We recognize different kinds of stories
or núyṃ́. Núyṃ́as lay̓ax̌sx̌v gaḷ́glis n̓álayax̌v are from the beginning of time. Núyṃ́as lay̓ax̌sx̌v ǧválís n̓álayax̌v are stories about when the world came to be the way it is today. Núyṃ́agiwa are family-owned stories that recount ancestral histories and origins of names and other prerogatives belonging to that family. Finally, núyṃ́glis are stories that happened in many places and are often recounted throughout the coast.
Some of our stories have been recorded by ethnographers; others have been passed down within families from generation to generation. Such intergenerational sharing of núyṃ́ reflects our age-old connections to each other and to our lands. Many stories embed lessons about the right way to interact with non-human and human beings and the world around us.
"The First People, they didn't have the insight to be able to build houses and create things yet. They were living under, you know, fallen trees and stuff like that, so you know, a lot of a lot of that knowledge that they gain came from these origin stories."
- Dúqva̓ísḷa William Housty
"Those stories were all part of our teaching, our way of life."
- Yím̓ás Qvíɫtákv Earl Newman
"[A] story was told repeatedly until it kind of sunk into our heads and that's the way the knowledge was passed on is that a story was repeated every third or fourth day until we kind of got a drift of a story because the first time it usually goes through [one ear] and goes out the other."

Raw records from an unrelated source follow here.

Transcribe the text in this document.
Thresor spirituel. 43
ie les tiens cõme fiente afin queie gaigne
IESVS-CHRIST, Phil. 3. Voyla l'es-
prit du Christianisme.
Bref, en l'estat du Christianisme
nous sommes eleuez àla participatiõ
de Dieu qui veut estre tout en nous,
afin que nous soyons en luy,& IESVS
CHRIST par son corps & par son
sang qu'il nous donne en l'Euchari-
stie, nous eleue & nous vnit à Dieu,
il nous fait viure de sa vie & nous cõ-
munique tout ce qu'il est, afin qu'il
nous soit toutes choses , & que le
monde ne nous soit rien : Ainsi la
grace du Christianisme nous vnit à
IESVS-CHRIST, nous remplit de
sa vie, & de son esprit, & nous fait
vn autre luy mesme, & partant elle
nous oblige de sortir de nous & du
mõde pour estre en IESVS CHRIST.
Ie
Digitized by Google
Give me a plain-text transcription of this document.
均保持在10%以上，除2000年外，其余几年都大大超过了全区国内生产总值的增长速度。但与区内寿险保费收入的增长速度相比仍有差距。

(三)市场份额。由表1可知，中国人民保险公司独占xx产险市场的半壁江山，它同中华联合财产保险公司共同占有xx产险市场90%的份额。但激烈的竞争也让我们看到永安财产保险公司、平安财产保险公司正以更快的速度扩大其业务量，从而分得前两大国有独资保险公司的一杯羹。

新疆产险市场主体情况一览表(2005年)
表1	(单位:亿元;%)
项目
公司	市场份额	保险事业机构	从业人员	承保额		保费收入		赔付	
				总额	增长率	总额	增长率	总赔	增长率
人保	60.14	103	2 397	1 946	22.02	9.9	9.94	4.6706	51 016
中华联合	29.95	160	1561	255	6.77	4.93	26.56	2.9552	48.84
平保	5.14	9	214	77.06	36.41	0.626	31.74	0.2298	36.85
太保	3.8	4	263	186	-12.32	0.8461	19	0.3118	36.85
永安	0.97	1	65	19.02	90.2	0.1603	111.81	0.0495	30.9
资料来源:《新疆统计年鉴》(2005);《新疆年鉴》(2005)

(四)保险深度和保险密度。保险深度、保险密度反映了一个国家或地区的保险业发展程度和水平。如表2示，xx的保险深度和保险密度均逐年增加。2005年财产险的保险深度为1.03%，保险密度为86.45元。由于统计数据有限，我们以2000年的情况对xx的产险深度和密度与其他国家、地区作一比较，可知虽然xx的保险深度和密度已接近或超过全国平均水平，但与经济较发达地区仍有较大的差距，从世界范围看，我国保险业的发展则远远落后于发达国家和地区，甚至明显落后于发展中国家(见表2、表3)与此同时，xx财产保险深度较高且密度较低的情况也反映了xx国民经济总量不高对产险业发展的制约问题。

- Gvágva̓u Steve Carpenter
"People now are realizing how much the oral history plays a really important part. I remember my grandfather he, when I was a little boy, whenever I was running home from school, he call me into his house. He used to have an old hard oak chair with arms on it and he pull up a stool and he never knew how to pronounce my name so he called me Herb. He'd say ‘Come here Herb, you sit down here, I'm gonna tell you a story’."